The Torah addresses the case of a father who refuses to allow his daughter's betrothal. The verse uses the phrase "if her father refuse, refuse," repeating the word in a way that immediately catches the Mekhilta's attention. This kind of repetition in the Torah is never accidental, and the Rabbis extract a legal expansion from it.
The straightforward reading of the verse covers only a woman who has a father. Her father has the authority to refuse a proposed match on her behalf, and the verse describes the exercise of that authority. But the Mekhilta asks: what about a woman whose father has died? Does she lose the right of refusal simply because the person who would normally exercise it on her behalf is no longer alive?
The answer comes from the doubled language. The verse does not say "if her father refuse" once.
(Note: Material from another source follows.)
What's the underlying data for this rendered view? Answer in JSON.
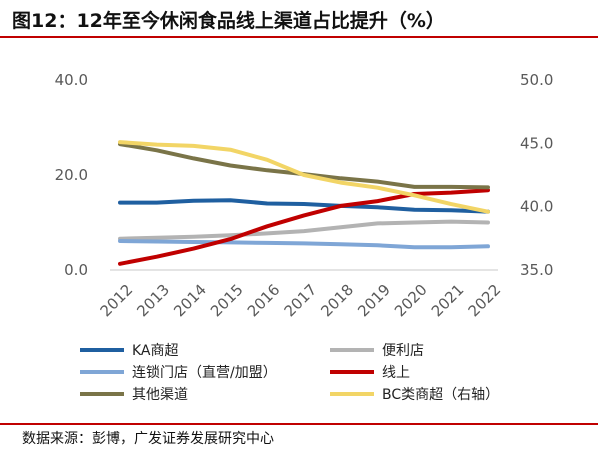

It says "refuse, refuse," and the Mekhilta interprets the repetition as an expansion: refusal applies "in any event." Whether the woman has a father or not, the right of refusal exists. A fatherless woman can refuse on her own behalf.
This interpretation has profound implications. It ensures that a woman's autonomy in matters of marriage is not contingent on having a living male relative to speak for her. The Torah's doubled language, read through the Mekhilta's lens, creates a legal safety net. No woman is left without recourse simply because of bereavement.
The Rabbis derived this entire principle from two words. The repetition that a casual reader might dismiss as stylistic emphasis becomes, in rabbinic hands, the foundation of a woman's independent right to refuse a marriage she does not want.